Schauer succeeds Dennis F. Thompson as director. Thompson is the Alfred North Whitehead Professor of Political Philosophy. He founded the center in 1987 and has served as its director since then. Thompson announced in November that he would step down at the end of the academic year.

Schauer said, “Dennis Thompson has created a remarkable program that serves not only to foster serious scholarship about ethics, and not only as an extraordinarily successful cross-School collaborative enterprise in moral, political, and legal philosophy, but has also done an enormous amount to encourage serious academic research and teaching about practical and professional ethics far beyond Harvard and far beyond the academy. It is an honor to be selected to succeed him, and I hope to justify his and Derek Bok’s confidence in me by trying to reinforce such a successful foundation and to help the center move into new activities and directions.”

The Safra Center encourages teaching and research about ethical issues in public and professional life; helps meet the growing need for teachers and scholars who address questions of moral choice in the professions and in the public arena; brings together those with competence in philosophical thought and those with experience in professional education; and promotes a perspective on ethics and morality informed by both theory and practice.

Thompson applauded Schauer’s appointment. “The center’s future could not be in better hands,” he said. “Fred is a distinguished scholar and outstanding teacher with broad interests in both theoretical and practical ethics. I am confident that he will not only maintain the center’s high intellectual standards but also advance its mission in new and creative ways. I look forward to watching, and at least occasionally participating, as Fred deploys his remarkable talents to lead the center vigorously into its third decade.”

David T. Ellwood, dean of the Kennedy School, was also enthusiastic. “Fred Schauer is a man of great intellect, vision, and principle,” he said. “Through his work on the First Amendment and his previous service as academic dean at the Kennedy School, Fred brings a deep and practical understanding of ethics in a professional setting. The University will be well-served to have him in this role.”

Schauer has taught at Harvard since 1990. He served as academic dean of the Kennedy School from 1997 to 2002 and as the School’s acting dean in spring 2001. In addition to teaching courses in ethics and in the legal dimensions of international development at the Kennedy School, Schauer is a regular teacher of evidence and of freedom of speech at the Harvard Law School, where he also supervises graduate students working in the philosophy of law. Before coming to Harvard, Schauer was professor of law at the University of Michigan, and he has been visiting professor at the law schools of the University of Chicago, the University of Virginia, and the University of Toronto, as well as in the philosophy and government departments at Dartmouth College.
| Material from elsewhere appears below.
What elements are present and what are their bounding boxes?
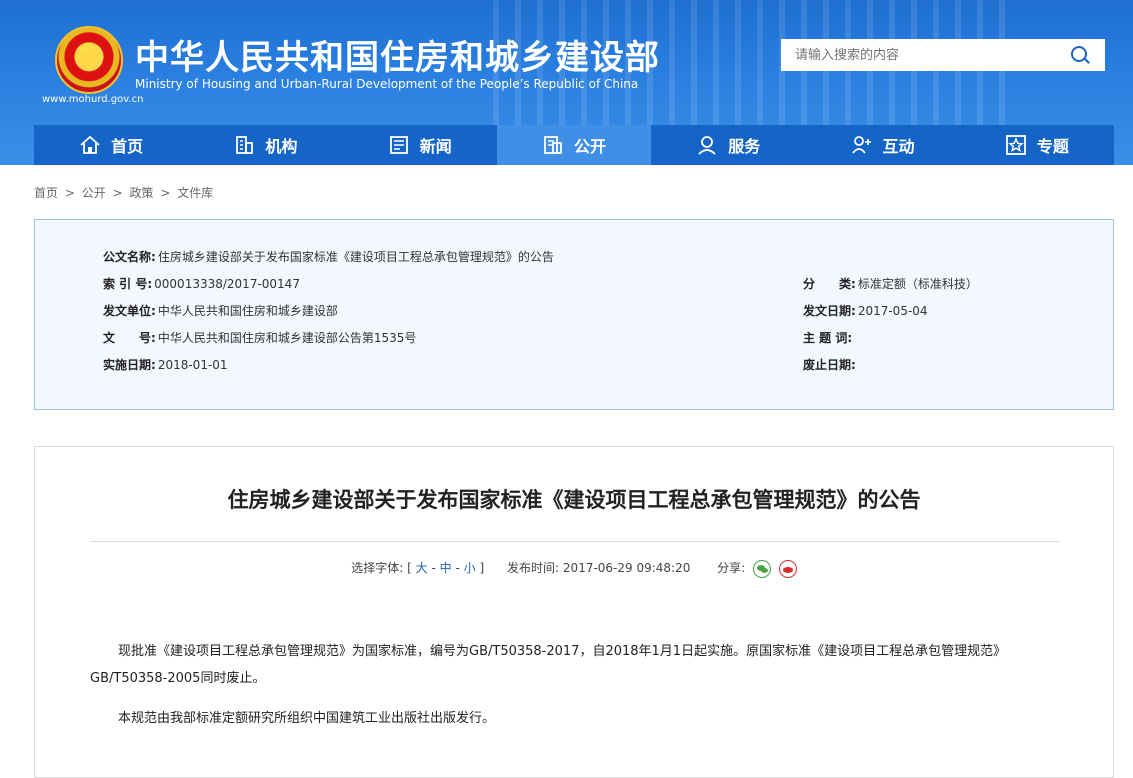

Schauer is the author of “The Law of Obscenity,” “Free Speech: A Philosophical Enquiry,” and “Playing By the Rules: A Philosophical Examination of Rule-Based Decision-Making in Law and in Life.” He is co-editor of “The Philosophy of Law: Classic and Contemporary Readings with Commentary” and “The First Amendment: A Reader.” His most recent book, “Profiles, Probabilities, and Stereotypes,” was published by the Harvard University Press (Belknap Press) in November 2003.

Schauer has been vice president of the American Society for Political and Legal Philosophy and chair of the Committee on Philosophy and Law of the American Philosophical Association, and is a fellow of the American Academy of Arts and Sciences. He co-founded the journal Legal Theory and has been awarded a Guggenheim Fellowship and Radcliffe Fellowship. Schauer is a 1967 graduate of Dartmouth College, a 1968 graduate of the Amos Tuck School of Business Administration at Dartmouth, and a 1972 graduate of the Harvard Law School.

Schauer will take up his duties as director on July 1, 2008. He will be the George Eastman Visiting Professor at Oxford University and a Professorial Fellow of Balliol College during the 2007-08 academic year. Arthur Applbaum, professor of ethics and public policy at the Kennedy School, will serve as acting director in the interim. Thompson said of Applbaum: “Arthur started and directed our excellent graduate fellowship program, and served superbly as acting director in the past. We are most fortunate that he will be leading the Center next year.”